「社会基盤さえ狙う標的型攻撃に常識は通用しない。『さいは投げられた』と考えよ」。日立出身のセキュリティ研究第一人者、佐々木良一 東京電機大教授はこう明言する。不審メールへの対応など目先の対策に偏りがちな企業に警鐘を鳴らしつつ、ビジネス視点でのリスク評価や対策決定、合意形成の仕組み作りに奔走する。

(聞き手は吉田 琢也=日経コンピュータ 編集長)

標的型攻撃が後を絶ちません。企業の情報セキュリティは今、どんな状況に直面しているのでしょうか。

佐々木 良一(ささき・りょういち)氏
1971年3月、東京大学卒業。

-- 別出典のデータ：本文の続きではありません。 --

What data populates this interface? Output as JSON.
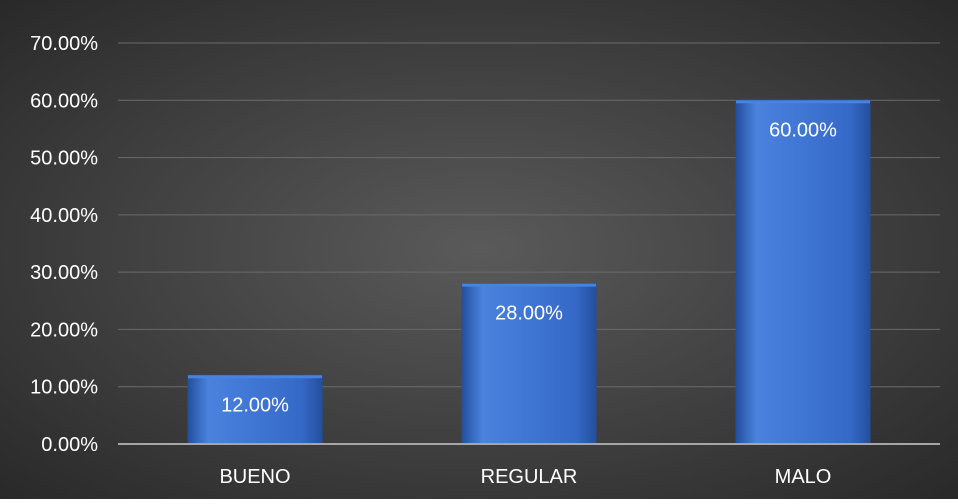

同4月、日立製作所に入社。システム開発研究所にてシステム高信頼化技術、セキュリティ技術、ネットワーク管理システムなどの研究開発に従事。2001年4月、東京電機大学工学部教授に就任。現在、同大未来科学部教授。日本セキュリティ・マネジメント学会会長や内閣官房情報セキュリティセンター情報セキュリティ補佐官などを務める。工学博士。(写真:村田 和聡)

 サイバー攻撃の在り方が2010年ごろから明らかに変わりました。以前は、ハッカーとかクラッカーと呼ばれる人たちが面白半分に、あるいは自分たちの力を誇示するために攻撃をしかけるというパターンが一般的でした。

 しかし、ここにきて攻撃が一気に多様化してきた。金銭や機密情報を奪ったり、アノニマスのように政治的なメッセージを広めようとしたりと、攻撃の目的は様々です。